The next steps for this investigation will be to conduct the same methodology with the data from the second half of 2022 and incorporate a greater number of counting sites from other cities in North America. Furthermore, more advanced modeling settings (general additive and dynamic ARIMA regression models) will be tested to account for serial autocorrelation.
Footnotes
Acknowledgements
The authors thank Eco-Counter for its support with the data access, as well for their help with the computational programming and analysis of this research. We are grateful to Mitacs for their financial support.
Author Contributions
The authors confirm contribution to the paper as follows: study conception and design: D. Beitel, L. F. Miranda Moreno, V. T. Van-Nguyen; data collection: E. Adame Valenzuela, P. Barban; analysis and interpretation of results: E. Adame Valenzuela, P. Barban, D. Beitel, L. F. Miranda Moreno; draft manuscript preparation: E. Adame Valenzuela, D. Beitel, L. F. Miranda Moreno. All authors reviewed the results and approved the final version of the manuscript.

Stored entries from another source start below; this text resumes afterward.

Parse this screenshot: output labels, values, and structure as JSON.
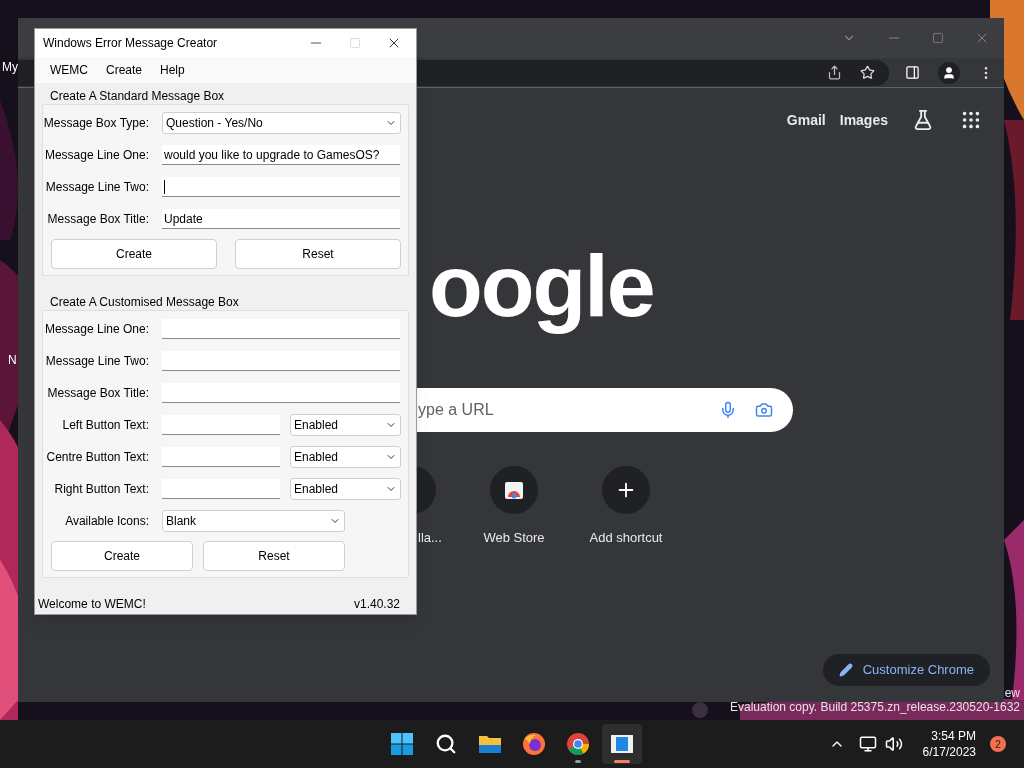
{
  "desktop": {
    "icon_labels": [
      "My",
      "N"
    ],
    "build_info": [
      "ew",
      "Evaluation copy. Build 25375.zn_release.230520-1632"
    ]
  },
  "browser": {
    "links": [
      "Gmail",
      "Images"
    ],
    "logo": "oogle",
    "search": {
      "placeholder": "ype a URL"
    },
    "shortcuts": [
      {
        "label": "lla...",
        "kind": "partial"
      },
      {
        "label": "Web Store",
        "kind": "store"
      },
      {
        "label": "Add shortcut",
        "kind": "add"
      }
    ],
    "customize_button": "Customize Chrome"
  },
  "app_window": {
    "title": "Windows Error Message Creator",
    "menu": [
      "WEMC",
      "Create",
      "Help"
    ],
    "standard": {
      "title": "Create A Standard Message Box",
      "fields": [
        {
          "label": "Message Box Type:",
          "kind": "dropdown",
          "value": "Question - Yes/No"
        },
        {
          "label": "Message Line One:",
          "kind": "text",
          "value": "would you like to upgrade to GamesOS?",
          "focused": false
        },
        {
          "label": "Message Line Two:",
          "kind": "text",
          "focused": true
        },
        {
          "label": "Message Box Title:",
          "kind": "text",
          "value": "Update",
          "focused": false
        }
      ],
      "buttons": [
        "Create",
        "Reset"
      ]
    },
    "custom": {
      "title": "Create A Customised Message Box",
      "fields": [
        {
          "label": "Message Line One:",
          "kind": "text",
          "focused": false
        },
        {
          "label": "Message Line Two:",
          "kind": "text",
          "focused": false
        },
        {
          "label": "Message Box Title:",
          "kind": "text",
          "focused": false
        },
        {
          "label": "Left Button Text:",
          "kind": "text_state",
          "state": "Enabled",
          "focused": false
        },
        {
          "label": "Centre Button Text:",
          "kind": "text_state",
          "state": "Enabled",
          "focused": false
        },
        {
          "label": "Right Button Text:",
          "kind": "text_state",
          "state": "Enabled",
          "focused": false
        },
        {
          "label": "Available Icons:",
          "kind": "short_dropdown",
          "value": "Blank"
        }
      ],
      "buttons": [
        "Create",
        "Reset"
      ]
    },
    "status_bar": {
      "message": "Welcome to WEMC!",
      "version": "v1.40.32"
    }
  },
  "taskbar": {
    "apps": [
      {
        "kind": "start",
        "running": false,
        "active": false
      },
      {
        "kind": "search",
        "running": false,
        "active": false
      },
      {
        "kind": "files",
        "running": false,
        "active": false
      },
      {
        "kind": "firefox",
        "running": false,
        "active": false
      },
      {
        "kind": "chrome",
        "running": true,
        "active": false
      },
      {
        "kind": "wemc",
        "running": true,
        "active": true
      }
    ],
    "time": "3:54 PM",
    "date": "6/17/2023",
    "notifications": "2"
  }
}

Declaration of Conflicting Interests
The authors declared no potential conflicts of interest with respect to the research, authorship, and/or publication of this article.
Funding
The authors disclosed receipt of the following financial support for the research, authorship, and/or publication of this article: The collaboration between McGill University and Eco-Counter that led to this article was funded by the Mitacs Accelerate program (Project Identification Number: IT15067).
Data Accessibility Statement
The cyclist counts data used for this study are the property of the cities of New York, Montreal, Ottawa, and Vancouver. Any requests for the cycling counts data must be submitted to the corresponding city authorities or information portals. All the weather data were acquired from World Weather Online.